I’ve always aimed to be a nice girl, or I’ve being brought up to be one. It was transparent recently that I was gradually derailing from the justly road onto which a nice girl duly treads. Being in a certain character is not something that is delineated or suggestive, but rather an empirical awareness manifests in that person’s temperament. I sketched in my head surreptitiously the world I map out with which came intuitively one without boundaries or disciplines. I’m still holding the dogged belief that nothing can be explained by anything.
It sounds prematurely maddening but I used to keep in my mind that everything I’d done was done for the sheer effort of striving to be a paragon to my children, if I did have one in the future and I’m sure I will have no matter what. However, the ideal starts to fragment when I’m having troubles impressing my parents. I may be pleasantly malleable but am sure can never be shoehorn into the mould my parents idealized. That was the time when I was alarmed of being deviated to rebellion.
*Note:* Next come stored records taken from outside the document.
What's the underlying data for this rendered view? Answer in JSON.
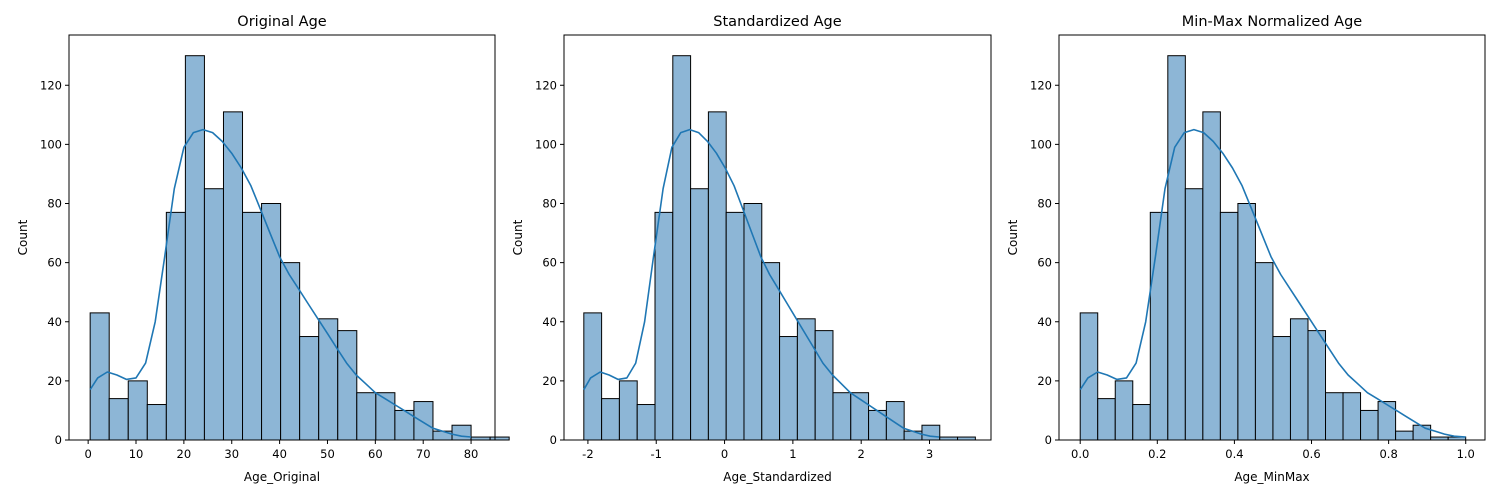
{
  "chart_data": [
    {
      "type": "bar",
      "title": "Original Age",
      "xlabel": "Age_Original",
      "ylabel": "Count",
      "xlim": [
        -4,
        85
      ],
      "ylim": [
        0,
        137
      ],
      "xticks": [
        0,
        10,
        20,
        30,
        40,
        50,
        60,
        70,
        80
      ],
      "xtick_labels": [
        "0",
        "10",
        "20",
        "30",
        "40",
        "50",
        "60",
        "70",
        "80"
      ],
      "yticks": [
        0,
        20,
        40,
        60,
        80,
        100,
        120
      ],
      "ytick_labels": [
        "0",
        "20",
        "40",
        "60",
        "80",
        "100",
        "120"
      ],
      "bin_start": 0.42,
      "bin_width": 3.979,
      "counts": [
        43,
        14,
        20,
        12,
        77,
        130,
        85,
        111,
        77,
        80,
        60,
        35,
        41,
        37,
        16,
        16,
        10,
        13,
        3,
        5,
        1,
        1
      ],
      "kde_x": [
        0.4,
        2,
        4,
        6,
        8,
        10,
        12,
        14,
        16,
        18,
        20,
        22,
        24,
        26,
        28,
        30,
        32,
        34,
        36,
        38,
        40,
        42,
        44,
        46,
        48,
        50,
        52,
        54,
        56,
        58,
        60,
        62,
        64,
        66,
        68,
        70,
        72,
        74,
        76,
        78,
        80
      ],
      "kde_y": [
        17,
        21,
        23,
        22,
        20.5,
        21,
        26,
        40,
        62,
        85,
        99,
        104,
        105,
        104,
        101,
        97,
        92,
        86,
        78,
        70,
        62,
        56,
        51,
        46,
        41,
        36,
        31,
        26,
        22,
        19,
        16,
        14,
        12,
        10,
        8,
        6,
        4,
        3,
        2,
        1.3,
        1
      ],
      "grid": false,
      "legend": "none"
    },
    {
      "type": "bar",
      "title": "Standardized Age",
      "xlabel": "Age_Standardized",
      "ylabel": "Count",
      "xlim": [
        -2.35,
        3.9
      ],
      "ylim": [
        0,
        137
      ],
      "xticks": [
        -2,
        -1,
        0,
        1,
        2,
        3
      ],
      "xtick_labels": [
        "-2",
        "-1",
        "0",
        "1",
        "2",
        "3"
      ],
      "yticks": [
        0,
        20,
        40,
        60,
        80,
        100,
        120
      ],
      "ytick_labels": [
        "0",
        "20",
        "40",
        "60",
        "80",
        "100",
        "120"
      ],
      "bin_start": -2.06,
      "bin_width": 0.2605,
      "counts": [
        43,
        14,
        20,
        12,
        77,
        130,
        85,
        111,
        77,
        80,
        60,
        35,
        41,
        37,
        16,
        16,
        10,
        13,
        3,
        5,
        1,
        1
      ],
      "kde_x": [
        -2.06,
        -1.96,
        -1.82,
        -1.69,
        -1.56,
        -1.43,
        -1.3,
        -1.17,
        -1.04,
        -0.9,
        -0.77,
        -0.64,
        -0.51,
        -0.38,
        -0.25,
        -0.12,
        0.01,
        0.14,
        0.27,
        0.4,
        0.53,
        0.66,
        0.79,
        0.92,
        1.05,
        1.18,
        1.31,
        1.44,
        1.58,
        1.71,
        1.84,
        1.97,
        2.1,
        2.23,
        2.36,
        2.49,
        2.62,
        2.75,
        2.88,
        3.01,
        3.14
      ],
      "kde_y": [
        17,
        21,
        23,
        22,
        20.5,
        21,
        26,
        40,
        62,
        85,
        99,
        104,
        105,
        104,
        101,
        97,
        92,
        86,
        78,
        70,
        62,
        56,
        51,
        46,
        41,
        36,
        31,
        26,
        22,
        19,
        16,
        14,
        12,
        10,
        8,
        6,
        4,
        3,
        2,
        1.3,
        1
      ],
      "grid": false,
      "legend": "none"
    },
    {
      "type": "bar",
      "title": "Min-Max Normalized Age",
      "xlabel": "Age_MinMax",
      "ylabel": "Count",
      "xlim": [
        -0.055,
        1.05
      ],
      "ylim": [
        0,
        137
      ],
      "xticks": [
        0.0,
        0.2,
        0.4,
        0.6,
        0.8,
        1.0
      ],
      "xtick_labels": [
        "0.0",
        "0.2",
        "0.4",
        "0.6",
        "0.8",
        "1.0"
      ],
      "yticks": [
        0,
        20,
        40,
        60,
        80,
        100,
        120
      ],
      "ytick_labels": [
        "0",
        "20",
        "40",
        "60",
        "80",
        "100",
        "120"
      ],
      "bin_start": 0.0,
      "bin_width": 0.04545,
      "counts": [
        43,
        14,
        20,
        12,
        77,
        130,
        85,
        111,
        77,
        80,
        60,
        35,
        41,
        37,
        16,
        16,
        10,
        13,
        3,
        5,
        1,
        1
      ],
      "kde_x": [
        0,
        0.02,
        0.045,
        0.07,
        0.095,
        0.12,
        0.145,
        0.17,
        0.195,
        0.22,
        0.245,
        0.27,
        0.295,
        0.32,
        0.345,
        0.37,
        0.395,
        0.42,
        0.445,
        0.47,
        0.495,
        0.52,
        0.545,
        0.57,
        0.595,
        0.62,
        0.645,
        0.67,
        0.695,
        0.72,
        0.745,
        0.77,
        0.795,
        0.82,
        0.845,
        0.87,
        0.895,
        0.92,
        0.945,
        0.97,
        1.0
      ],
      "kde_y": [
        17,
        21,
        23,
        22,
        20.5,
        21,
        26,
        40,
        62,
        85,
        99,
        104,
        105,
        104,
        101,
        97,
        92,
        86,
        78,
        70,
        62,
        56,
        51,
        46,
        41,
        36,
        31,
        26,
        22,
        19,
        16,
        14,
        12,
        10,
        8,
        6,
        4,
        3,
        2,
        1.3,
        1
      ],
      "grid": false,
      "legend": "none"
    }
  ],
  "colors": {
    "bar_fill": "#8db6d6",
    "bar_edge": "#000000",
    "kde_line": "#1f77b4",
    "axes": "#000000",
    "background": "#ffffff"
  }
}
Thankfully my rebellious acts are far from the generalization of one’s warped inclinations to delinquencies. My rebellion is a rather simmering one, bumping my chest intermittently and inducing anger on the most unlikely moments. Anger of failing to assert myself; anger of letting down everybody. It is often at that time when I ponder about what kind of parent I might be in the future, and I see a horrible one.
Courage and fear should really strike up as a couple, a tumultuous relationship they are sharing nonetheless, gnawing their ravishing love. Courage is plucked up only before wearing off by fear. Fear is prolifically accumulated when courage batters down the barrier and eventually batters the fear down also. Nevertheless their mutual love is genuine, notwithstanding the usual display of two anxious to bite each other’s head off. Why every time two clandestinely attached entities are meeting with fight only before leaving in flight? Some say we only dodge from what truly scares us.
I always affirm my courage to be the kind of person I want to be but fear intercepts annoyingly from time to time, bombarding the rite of a person I should have been. When a show ends and the curtain folds, it is no longer important if one could also get any applauds downstage, but whether there is a bolthole to dig in, to hole up and muffle the sighs, the complaints, the tears, the weariness and everything.